Por isso, não é a preservação das obras de arte que deve ser exigida em primeiro lugar, mas sim, o fim das guerras, dos saques, da ação do imperialismo sobre os povos. Em nenhuma guerra já ocorrida ou em ocorrência, as obras artísticas permaneceram de pé. Elas caem conforme os homens caem.  A criação humana, seja ela qual for, é inerente aos homens e vai para o abismo conforme a humanidade ruma nesse sentido.
Se a atitude dos jihadistas, destruindo obras de arte, é um crime contra a humanidade, a atitude do imperialismo e dos governos burgueses em relação à arte é tão criminosa quanto. Por isso, os protestos da Unesco em defesa da arte soam como hipocrisia e acobertamento de uma ausência total de ação por parte do organismo para preservar obras de  arte no mundo inteiro.


Autonomia da arte: relativa

A arte tem uma linguagem própria, regras próprias, mistérios próprios. Tudo isso lhe confere sim uma certa autonomia. Mas apenas relativa. A arte é parte integrante da vida humana, e a arte verdadeira sofre junto com os homens, sofre também as vicissitudes da  vida. Brecht dizia, com outras palavras, que numa sociedade em decadência, a arte, para ser verdadeira, precisa refletir também essa decadência. Mas, ao menos que ela queira ser infiel à sua função social, a arte precisa mostrar o mundo como passível de ser mudado. E ajudar a mudá-lo.
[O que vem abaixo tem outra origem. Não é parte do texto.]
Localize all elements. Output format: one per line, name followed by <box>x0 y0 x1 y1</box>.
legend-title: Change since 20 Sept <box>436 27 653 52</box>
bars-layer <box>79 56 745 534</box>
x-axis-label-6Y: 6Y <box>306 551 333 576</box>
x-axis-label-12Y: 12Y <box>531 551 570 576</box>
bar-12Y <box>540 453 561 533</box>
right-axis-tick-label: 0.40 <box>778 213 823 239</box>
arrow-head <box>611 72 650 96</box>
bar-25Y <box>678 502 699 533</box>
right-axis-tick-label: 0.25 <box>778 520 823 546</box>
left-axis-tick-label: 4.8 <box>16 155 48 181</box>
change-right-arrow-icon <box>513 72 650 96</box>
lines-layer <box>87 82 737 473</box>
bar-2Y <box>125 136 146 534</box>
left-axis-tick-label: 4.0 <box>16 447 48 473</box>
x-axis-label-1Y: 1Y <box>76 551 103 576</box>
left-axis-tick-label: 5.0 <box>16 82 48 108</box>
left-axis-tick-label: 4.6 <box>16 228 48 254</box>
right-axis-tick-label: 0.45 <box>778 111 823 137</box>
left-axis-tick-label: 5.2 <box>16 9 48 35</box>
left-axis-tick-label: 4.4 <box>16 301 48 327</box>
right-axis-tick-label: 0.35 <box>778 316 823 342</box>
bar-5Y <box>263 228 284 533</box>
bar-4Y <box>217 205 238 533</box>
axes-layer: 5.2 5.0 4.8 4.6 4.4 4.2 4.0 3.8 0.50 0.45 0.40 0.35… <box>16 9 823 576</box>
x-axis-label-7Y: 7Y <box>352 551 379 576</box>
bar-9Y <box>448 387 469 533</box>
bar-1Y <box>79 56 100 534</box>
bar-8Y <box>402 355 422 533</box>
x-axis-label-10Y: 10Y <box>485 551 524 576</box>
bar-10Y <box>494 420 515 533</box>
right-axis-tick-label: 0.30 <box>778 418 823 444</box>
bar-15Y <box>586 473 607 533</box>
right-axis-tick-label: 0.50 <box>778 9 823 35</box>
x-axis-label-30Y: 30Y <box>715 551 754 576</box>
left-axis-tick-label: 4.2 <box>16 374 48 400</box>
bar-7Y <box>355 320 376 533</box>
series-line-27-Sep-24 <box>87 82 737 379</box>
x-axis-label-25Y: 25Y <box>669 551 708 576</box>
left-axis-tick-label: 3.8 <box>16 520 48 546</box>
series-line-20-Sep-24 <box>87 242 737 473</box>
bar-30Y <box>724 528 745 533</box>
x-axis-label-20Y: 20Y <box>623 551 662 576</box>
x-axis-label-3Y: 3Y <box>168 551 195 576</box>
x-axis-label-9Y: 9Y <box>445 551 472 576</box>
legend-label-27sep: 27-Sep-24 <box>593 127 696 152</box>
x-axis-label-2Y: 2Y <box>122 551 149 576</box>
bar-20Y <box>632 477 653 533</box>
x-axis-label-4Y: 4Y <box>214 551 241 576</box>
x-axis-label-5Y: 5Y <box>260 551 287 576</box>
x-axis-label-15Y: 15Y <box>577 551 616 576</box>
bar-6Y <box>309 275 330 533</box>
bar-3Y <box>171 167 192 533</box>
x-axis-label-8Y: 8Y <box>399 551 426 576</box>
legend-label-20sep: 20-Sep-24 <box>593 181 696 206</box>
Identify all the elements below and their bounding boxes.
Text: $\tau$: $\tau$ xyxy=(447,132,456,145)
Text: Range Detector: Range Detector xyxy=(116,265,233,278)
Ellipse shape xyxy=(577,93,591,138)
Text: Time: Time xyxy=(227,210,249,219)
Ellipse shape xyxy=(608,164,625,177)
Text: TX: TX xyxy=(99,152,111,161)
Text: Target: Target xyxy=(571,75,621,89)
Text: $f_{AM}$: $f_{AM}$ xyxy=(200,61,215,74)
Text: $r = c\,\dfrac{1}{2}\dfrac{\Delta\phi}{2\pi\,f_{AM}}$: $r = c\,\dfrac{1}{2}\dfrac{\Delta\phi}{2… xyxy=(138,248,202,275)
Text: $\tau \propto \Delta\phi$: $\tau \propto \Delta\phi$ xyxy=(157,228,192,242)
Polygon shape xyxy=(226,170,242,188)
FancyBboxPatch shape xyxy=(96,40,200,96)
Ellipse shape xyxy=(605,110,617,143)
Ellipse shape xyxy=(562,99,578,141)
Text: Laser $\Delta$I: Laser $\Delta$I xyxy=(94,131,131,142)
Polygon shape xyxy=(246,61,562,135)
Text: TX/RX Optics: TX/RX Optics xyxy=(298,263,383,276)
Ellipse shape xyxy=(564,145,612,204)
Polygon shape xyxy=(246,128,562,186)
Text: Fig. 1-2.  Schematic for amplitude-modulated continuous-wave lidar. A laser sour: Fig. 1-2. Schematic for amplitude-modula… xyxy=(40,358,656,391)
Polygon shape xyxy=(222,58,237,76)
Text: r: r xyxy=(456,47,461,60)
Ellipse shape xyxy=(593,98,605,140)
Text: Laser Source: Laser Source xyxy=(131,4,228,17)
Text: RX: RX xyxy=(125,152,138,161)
Que sentido teriam obras de arte em pé, impávidas, íntegras e limpas, enquanto os homens que as fizeram ou aqueles que as devem apreciar estão caídos, feridos e maltratados, alienados? Seguramente, as estátuas e esculturas destruídas pelos jihadistas no Iraque, na Síria, no Afeganistão, são relíquias que estendem uma ponte entre o presente e o passado da humanidade; são expressões do poder criativo dos homens em todos os tempos, e por isso, não deveriam ser destruídas. São momentos de humanidade, como dizia Marx, que perduram, e aí reside o poder da arte de sobrepor-se ao momento histórico e exercer um fascínio permanente; a expressão do desejo dos homens de permanecer aqui, de eternizar o momento em que viveram, sofreram e foram felizes; a obstinação humana em superar a inexorável passagem do tempo.

A destruição das obras pelas marretas jihadistas hoje não demonstra a destruição de objetos autônomos, de mercadorias que têm um valor em si, independente da vida humana, que foram feitas e existem para serem expostas em museus ou vendidas pelos capitalistas. Não são tampouco objetos que trazem em si os grandes valores humanos, cuja destruição significaria a própria destruição desses valores. Se fosse assim, a ação dos jihadistas teria um sentido muito mais profundo.

Mas não é assim. Com suas marretas, eles acham que estão destruindo a cultura humana ou a cultura ocidental ou uma cultura determinada, que estão apagando da face da Terra o sentir e o pensar dos homens e de uma civilização, para substituí-los pela civilização islâmica, pela sharia e suas leis retrógradas e de sacrifício de qualquer rastro de humanidade, de terrenalidade, para colocar em seu lugar uma religião e um modo de vida que arrasta para trás a humanidade, que transforma em letra morta tudo o que os homens já viveram, construíram e sofreram para avançar até aqui e sobreviver até aqui; que querem destruir as descobertas científicas, a tecnologia, a arte, séculos de civilização que deveriam ser esquecidos para voltarmos à estaca zero.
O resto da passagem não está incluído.